Therein lies the problem: there are no published rules. You only find out that you've broken them after you've completed development of your app and submitted it to the app store. Say goodbye to several months of your life.


Seems like a gamble and some people are winning big. Gambling is not for everyone though.


Apparently it's pretty well-stated in the docs they give you.


The problem with that part of the NDA is that Frotz is available on the app store and has been for a month or two. Frotz is an interactive fiction application (arguably interpreted) and also open source (gplv2, http://code.google.com/p/iphonefrotz/), two things technically incompatible with the NDA.

I don't really think Apple meant to include the likes of Frotz. Seems like the biggest issue is arbitrary rejection (as you mention), and not so much whether or not the NDA is strictly followed..exceptions made for applications that Apple sees nothing bad in. Of course, Flash would be a more direct threat to the App Store than IF, sooo...I have a feeling that even if there were some sort of loophole, Apple would reject it anyway. Shame, cause I'm not really interested in games, I just want to view some websites that don't have non-Flash fallback (sometimes for a legitimate reason) on my phone.

This also sucks from a developer perspective, but that particular issue has been discussed to excess everywhere without Apple yet doing something positive..


How would GPL make an app incompatible with the NDA?


I am just guessing, but it is currently against NDA for me to publish any source code to an iphone app that I write. If that app is based on GPL'd code, then I am obligated to make the source available, no? So the NDA and GPL would indeed seem to be at odds right now, unless I am not seeing something...


Ah, then I see the problem. Seems like it's no longer a problem though, saw some headline about the nda being dropped.

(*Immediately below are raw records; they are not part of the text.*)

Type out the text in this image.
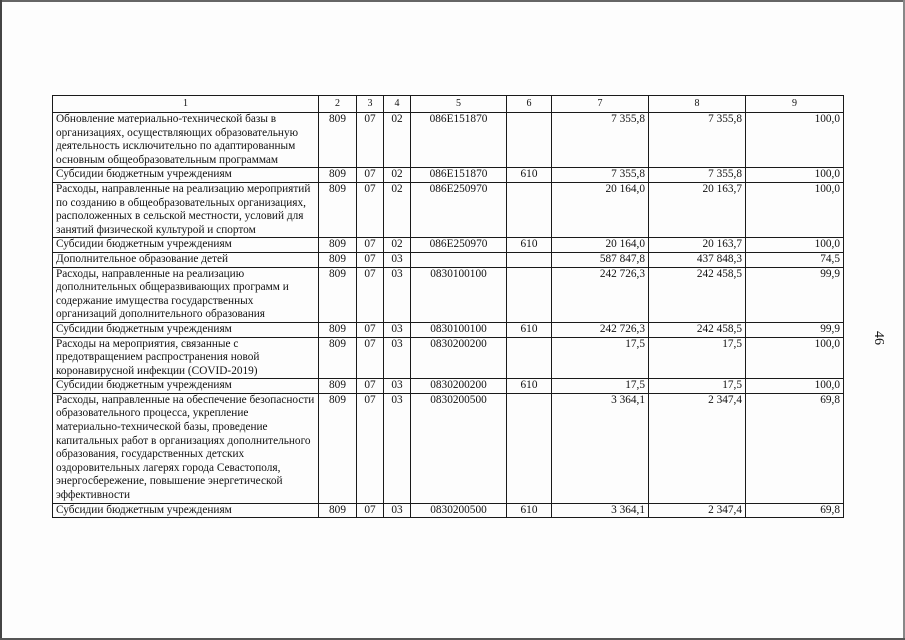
1	2	3	4	5	6	7	8	9
Обновление материально-технической базы в организациях, осуществляющих образовательную деятельность исключительно по адаптированным основным общеобразовательным программам	809	07	02	086E151870		7 355,8	7 355,8	100,0
Субсидии бюджетным учреждениям	809	07	02	086E151870	610	7 355,8	7 355,8	100,0
Расходы, направленные на реализацию мероприятий по созданию в общеобразовательных организациях, расположенных в сельской местности, условий для занятий физической культурой и спортом	809	07	02	086E250970		20 164,0	20 163,7	100,0
Субсидии бюджетным учреждениям	809	07	02	086E250970	610	20 164,0	20 163,7	100,0
Дополнительное образование детей	809	07	03			587 847,8	437 848,3	74,5
Расходы, направленные на реализацию дополнительных общеразвивающих программ и содержание имущества государственных организаций дополнительного образования	809	07	03	0830100100		242 726,3	242 458,5	99,9
Субсидии бюджетным учреждениям	809	07	03	0830100100	610	242 726,3	242 458,5	99,9
Расходы на мероприятия, связанные с предотвращением распространения новой коронавирусной инфекции (COVID-2019)	809	07	03	0830200200		17,5	17,5	100,0
Субсидии бюджетным учреждениям	809	07	03	0830200200	610	17,5	17,5	100,0
Расходы, направленные на обеспечение безопасности образовательного процесса, укрепление материально-технической базы, проведение капитальных работ в организациях дополнительного образования, государственных детских оздоровительных лагерях города Севастополя, энергосбережение, повышение энергетической эффективности	809	07	03	0830200500		3 364,1	2 347,4	69,8
Субсидии бюджетным учреждениям	809	07	03	0830200500	610	3 364,1	2 347,4	69,8
46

> against NDA for me to publish any source code to an iphone app that I write

Wow, that's awful.


The Flash Player in development for iPhone is not a port of existing standalone one. As they put it,the new player in development is something in between Flash Lite and Flash Player for desktop.

So this is going to be a watered down version of Flash Player. Chances are that Apple will approve a Flash player which is targeted only to render flash content on web pages as it will make the browsing experience on iPhone closer to that on desktop.

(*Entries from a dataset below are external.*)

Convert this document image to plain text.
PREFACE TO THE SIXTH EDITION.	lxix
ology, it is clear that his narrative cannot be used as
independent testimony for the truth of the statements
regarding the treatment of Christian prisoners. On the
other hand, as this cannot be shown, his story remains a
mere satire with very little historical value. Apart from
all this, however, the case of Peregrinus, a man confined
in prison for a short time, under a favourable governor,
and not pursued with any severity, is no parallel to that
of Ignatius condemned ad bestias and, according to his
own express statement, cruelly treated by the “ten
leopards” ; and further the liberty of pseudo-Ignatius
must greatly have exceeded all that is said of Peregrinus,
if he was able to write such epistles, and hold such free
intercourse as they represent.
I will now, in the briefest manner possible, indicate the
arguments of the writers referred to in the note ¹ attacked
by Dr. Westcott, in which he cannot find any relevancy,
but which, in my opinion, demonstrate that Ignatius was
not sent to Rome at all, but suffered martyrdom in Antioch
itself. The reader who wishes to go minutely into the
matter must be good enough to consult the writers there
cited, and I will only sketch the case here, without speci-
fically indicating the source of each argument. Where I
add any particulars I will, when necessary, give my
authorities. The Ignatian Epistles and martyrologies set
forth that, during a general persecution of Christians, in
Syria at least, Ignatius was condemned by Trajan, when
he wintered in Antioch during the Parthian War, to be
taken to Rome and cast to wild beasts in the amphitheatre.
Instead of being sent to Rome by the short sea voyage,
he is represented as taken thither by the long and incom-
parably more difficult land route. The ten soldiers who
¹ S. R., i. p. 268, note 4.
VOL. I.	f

No, chances are (as John so eloquently argues) that Apple will do no such thing, as it would seriously water down the whole iPhone UI experience. Read the article!

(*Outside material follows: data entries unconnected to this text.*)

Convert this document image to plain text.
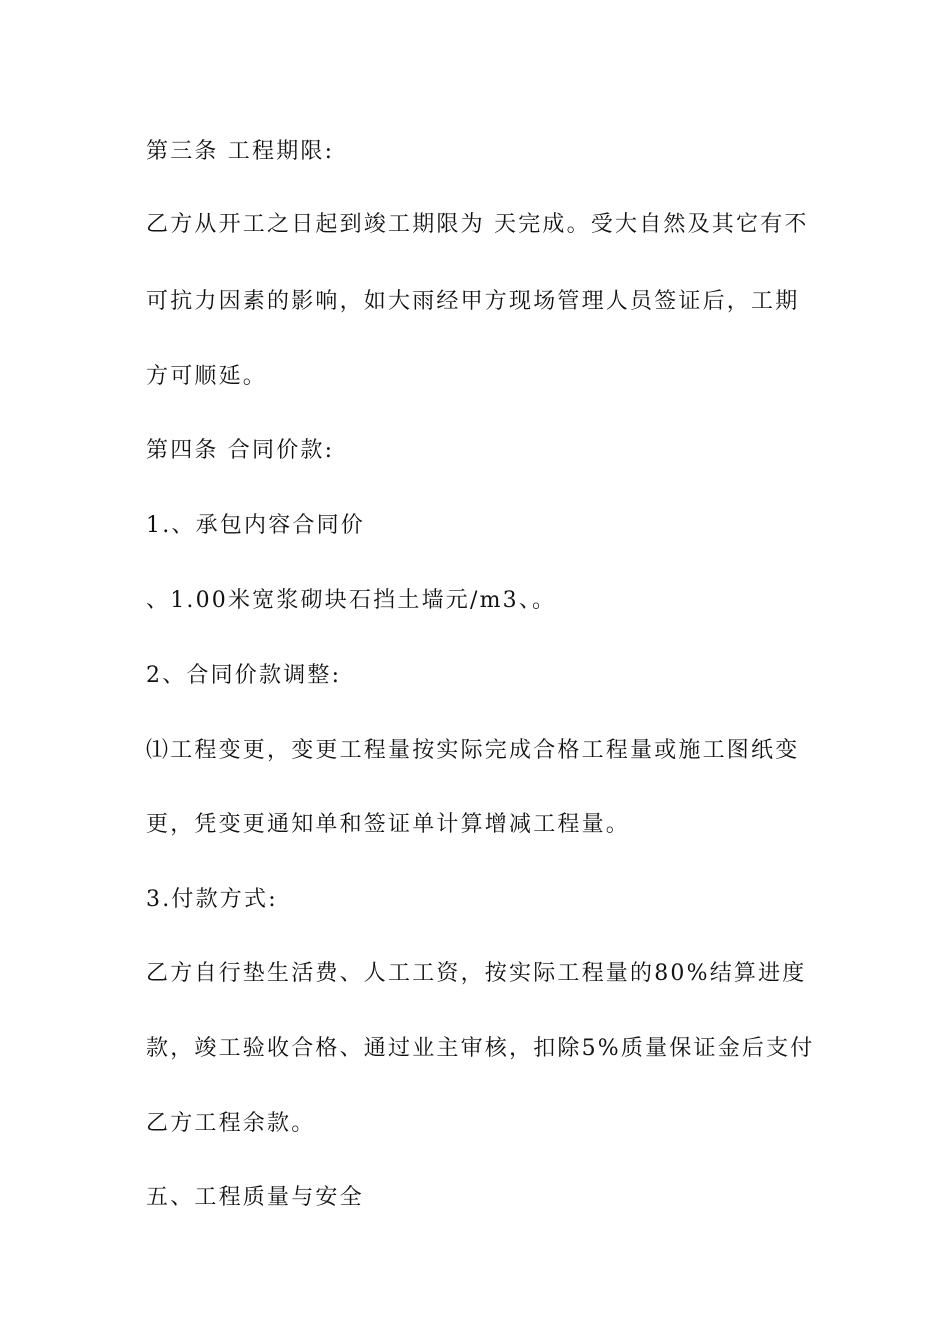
第三条 工程期限:
乙方从开工之日起到竣工期限为 天完成。受大自然及其它有不
可抗力因素的影响，如大雨经甲方现场管理人员签证后，工期
方可顺延。
第四条 合同价款:
1.、承包内容合同价
、1.00米宽浆砌块石挡土墙元/m3、。
2、合同价款调整:
⑴工程变更，变更工程量按实际完成合格工程量或施工图纸变
更，凭变更通知单和签证单计算增减工程量。
3.付款方式:
乙方自行垫生活费、人工工资，按实际工程量的80%结算进度
款，竣工验收合格、通过业主审核，扣除5%质量保证金后支付
乙方工程余款。
五、工程质量与安全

There is a difference between running swfs on phone interface and rendering flash elements on webpages.

Allowing swfs to run directly on phone interface definitely interfere with iPhone UI experience,but rendering webpages along with flash elements in it only makes the browser experience closer to what is expected from the browser app. Its a good thing for Apple.


Unless you believe, as I do (and I think Steve Jobs does), that Flash is a business trojan horse, and is ultimately anti-open-standards and flies in the face of internet searchability, accessbility, etc.


On the other hand, would Adobe spend however much it costs to develop this product without assurances from Apple?


Yes. Adobe is an arrogant company and it has a history of attempting to force Apple's hand by ignoring what Apple's going currently. Whether it actually works is another question entirely.